Книга Мюрдаля — образцовое культурологическое произведение, примечательное во многих отношениях. В частности, ее автор обращает внимание читателя на необходимость деликатного отношения к проблемам культуры, а также осмотрительной их постановки внутри национальной среды. Желательность изменения взглядов и обычаев в странах Южной Азии хотя и признается в самой общей форме, обычно не выставляется на передний план в публичных выступлениях. Публичные дискуссии почти никогда не выливаются в форму требования проводить особые политические мероприятия, направленные непосредственно на изменение взглядов и обычаев. Этот вопрос замалчивается даже при формулировании политики в области образования.

Будучи иностранцем, Мюрдаль обсуждает культуру не отдельного народа, а стран Южной Азии, тем самым избегая упреков в оскорблении национальных чувств индийцев, но в силу неизбежности обращения к индийской культуре он опирается на авторитет национальных лидеров и напоминает, что Дж. Неру писал об Индии: «Мы вынуждены иметь дело с имеющей вековую историю практикой, образом мышления, образом действия. Мы должны отказаться от многих из этих традиционных образов мышления, традиционных методов, традиционных способов производства, традиционных систем распределения и потребления. Мы должны отказаться от всего этого ради того, что можно назвать более современным способом действия. Пробным камнем прогресса страны является то, как далеко мы оказались в использовании современной техники. Современная техника следует за современным мышлением. Вы не можете овладеть новой техникой на базе отсталого мышления. Она не будет работать» [1, 117]. По-видимому, считая одну ссылку недостаточной, Мюрдаль цитирует слова высшего духовного авторитета Индии ХХ в. Махатмы Ганди: «Молодые индийцы должны прийти к рациональному и объективному пониманию материальных достижений. Они должны найти в себе силы и желание разорвать семейные связи; попрать обычаи и традиции; поставить экономическое благосостояние выше преклонения перед коровой, мыслить категориями ферм и производства, а не категориями золотых и серебряных украшений; работать вместе с представителями низшей касты, нежели умирать с голоду в рядах представителей высшей касты; думать о будущем, а не о прошлом; сосредоточиваться на материальных достижениях, а не на предопределении. Это чрезвычайно трудные изменения, которые надо рассматривать в индийской социальной структуре и идеях. Но их, вероятно, нельзя и избежать» [1, 121].

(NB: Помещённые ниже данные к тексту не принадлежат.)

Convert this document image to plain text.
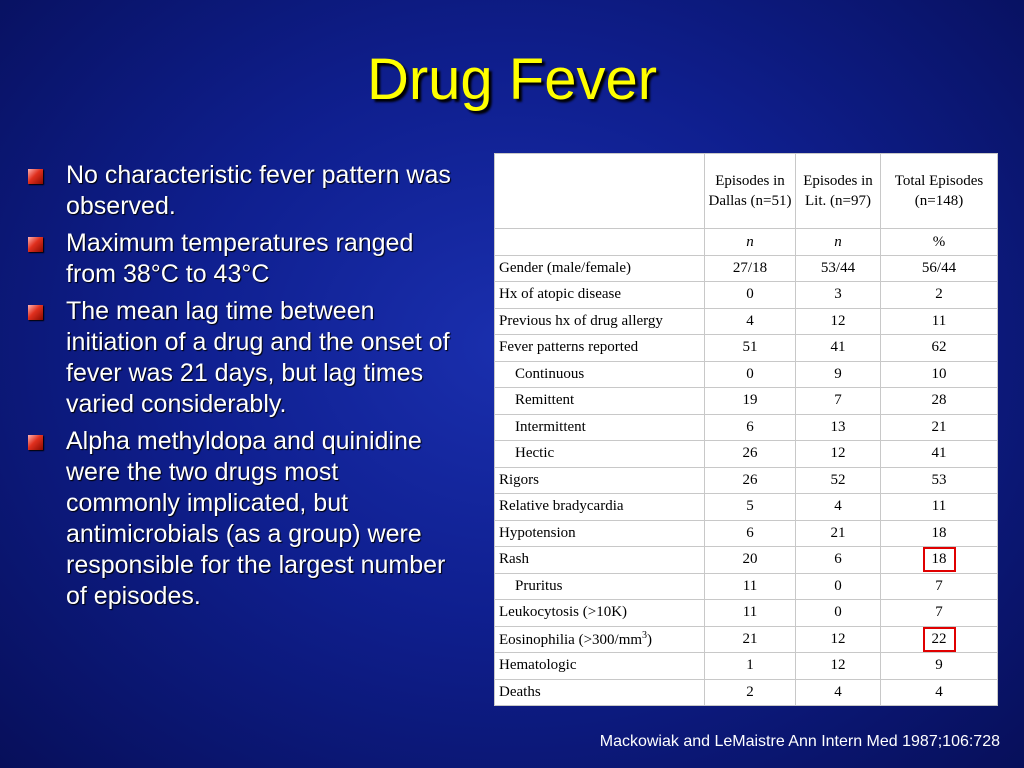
Drug Fever
No characteristic fever pattern was observed.
Maximum temperatures ranged from 38°C to 43°C
The mean lag time between initiation of a drug and the onset of fever was 21 days, but lag times varied considerably.
Alpha methyldopa and quinidine were the two drugs most commonly implicated, but antimicrobials (as a group) were responsible for the largest number of episodes.
	Episodes in Dallas (n=51)	Episodes in Lit. (n=97)	Total Episodes (n=148)
	n	n	%
Gender (male/female)	27/18	53/44	56/44
Hx of atopic disease	0	3	2
Previous hx of drug allergy	4	12	11
Fever patterns reported	51	41	62
Continuous	0	9	10
Remittent	19	7	28
Intermittent	6	13	21
Hectic	26	12	41
Rigors	26	52	53
Relative bradycardia	5	4	11
Hypotension	6	21	18
Rash	20	6	18
Pruritus	11	0	7
Leukocytosis (>10K)	11	0	7
Eosinophilia $(>300/mm^3)$	21	12	22
Hematologic	1	12	9
Deaths	2	4	4
Mackowiak and LeMaistre Ann Intern Med 1987;106:728
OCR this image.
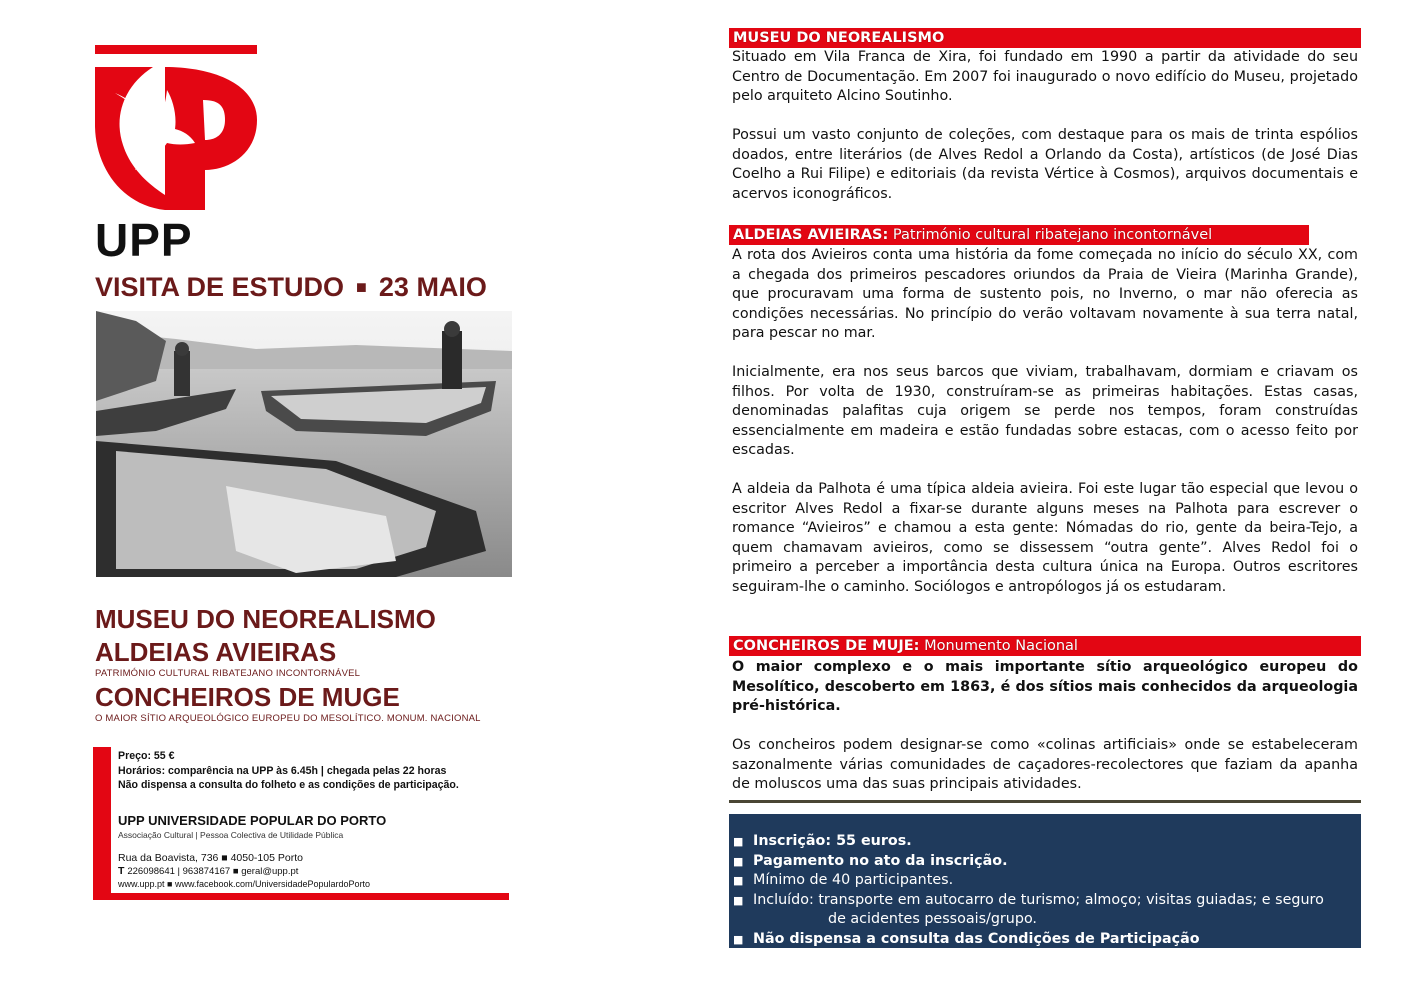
UPP
VISITA DE ESTUDO ■ 23 MAIO
MUSEU DO NEOREALISMO
ALDEIAS AVIEIRAS
PATRIMÓNIO CULTURAL RIBATEJANO INCONTORNÁVEL
CONCHEIROS DE MUGE
O MAIOR SÍTIO ARQUEOLÓGICO EUROPEU DO MESOLÍTICO. MONUM. NACIONAL
Preço: 55 €
Horários: comparência na UPP às 6.45h | chegada pelas 22 horas
Não dispensa a consulta do folheto e as condições de participação.
UPP UNIVERSIDADE POPULAR DO PORTO
Associação Cultural | Pessoa Colectiva de Utilidade Pública
Rua da Boavista, 736 ■ 4050-105 Porto
T 226098641 | 963874167 ■ geral@upp.pt
www.upp.pt ■ www.facebook.com/UniversidadePopulardoPorto
MUSEU DO NEOREALISMO

Situado em Vila Franca de Xira, foi fundado em 1990 a partir da atividade do seu Centro de Documentação. Em 2007 foi inaugurado o novo edifício do Museu, projetado pelo arquiteto Alcino Soutinho.

Possui um vasto conjunto de coleções, com destaque para os mais de trinta espólios doados, entre literários (de Alves Redol a Orlando da Costa), artísticos (de José Dias Coelho a Rui Filipe) e editoriais (da revista Vértice à Cosmos), arquivos documentais e acervos iconográficos.

ALDEIAS AVIEIRAS: Património cultural ribatejano incontornável

A rota dos Avieiros conta uma história da fome começada no início do século XX, com a chegada dos primeiros pescadores oriundos da Praia de Vieira (Marinha Grande), que procuravam uma forma de sustento pois, no Inverno, o mar não oferecia as condições necessárias. No princípio do verão voltavam novamente à sua terra natal, para pescar no mar.

Inicialmente, era nos seus barcos que viviam, trabalhavam, dormiam e criavam os filhos. Por volta de 1930, construíram-se as primeiras habitações. Estas casas, denominadas palafitas cuja origem se perde nos tempos, foram construídas essencialmente em madeira e estão fundadas sobre estacas, com o acesso feito por escadas.

A aldeia da Palhota é uma típica aldeia avieira. Foi este lugar tão especial que levou o escritor Alves Redol a fixar-se durante alguns meses na Palhota para escrever o romance “Avieiros” e chamou a esta gente: Nómadas do rio, gente da beira-Tejo, a quem chamavam avieiros, como se dissessem “outra gente”. Alves Redol foi o primeiro a perceber a importância desta cultura única na Europa. Outros escritores seguiram-lhe o caminho. Sociólogos e antropólogos já os estudaram.

CONCHEIROS DE MUJE: Monumento Nacional

O maior complexo e o mais importante sítio arqueológico europeu do Mesolítico, descoberto em 1863, é dos sítios mais conhecidos da arqueologia pré-histórica.

Os concheiros podem designar-se como «colinas artificiais» onde se estabeleceram sazonalmente várias comunidades de caçadores-recolectores que faziam da apanha de moluscos uma das suas principais atividades.

■ Inscrição: 55 euros.
■ Pagamento no ato da inscrição.
■ Mínimo de 40 participantes.
■ Incluído: transporte em autocarro de turismo; almoço; visitas guiadas; e seguro
de acidentes pessoais/grupo.
■ Não dispensa a consulta das Condições de Participação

Прежде чем анализировать в деталях особенности культуры народов Южной Азии, Мюрдаль обсуждает ныне общепризнанную цель социальной революции, без которой невозможен подъем экономики —создание «нового», или «современного человека», и приводит краткое и ясно сформулированное (пусть и не совсем полное) описание черт такого человека:

    «1) производительность;
  1. трудолюбие;
  2. аккуратность;
  3. точность;
  4. бережливость;
  5. скрупулезная честность (которая в конечном счете окупается и является условием повышения эффективности во всех социальный и экономических отношениях);
  6. рациональность в принятии решений (освобождение от привычки полагаться на неизменные обычаи, от групповых интересов и фаворитизма, от религиозных предрассудков и предубеждений, приближение к рационально рассчитывающему «экономическому человеку» западной либеральной идеологии);
  7. готовность к переменам (для экспериментирования в новых областях и для динамичности в смысле географическом, экономическом и социальном);
  8. способность использовать возможности по мере того, как они возникают в изменяющемся мире;
  9. энергичная предприимчивость;
  10. прямота и уверенность в своих силах;
  11. сотрудничество (не ограничивающее, а по-иному направляющее эгоистические стремления в социально благоприятные каналы; принятие ответственности за благоденствие общины и нации);
  12. готовность к определению перспективы (отказ от мелкой спекуляции; предпочтение капиталовложений спекуляции; производственной деятельности — торговле, финансам и т. д.)» [1, 120—121]. Эта характеристика современного человека нам еще неоднократно понадобится, поэтому она воспроизведена полностью.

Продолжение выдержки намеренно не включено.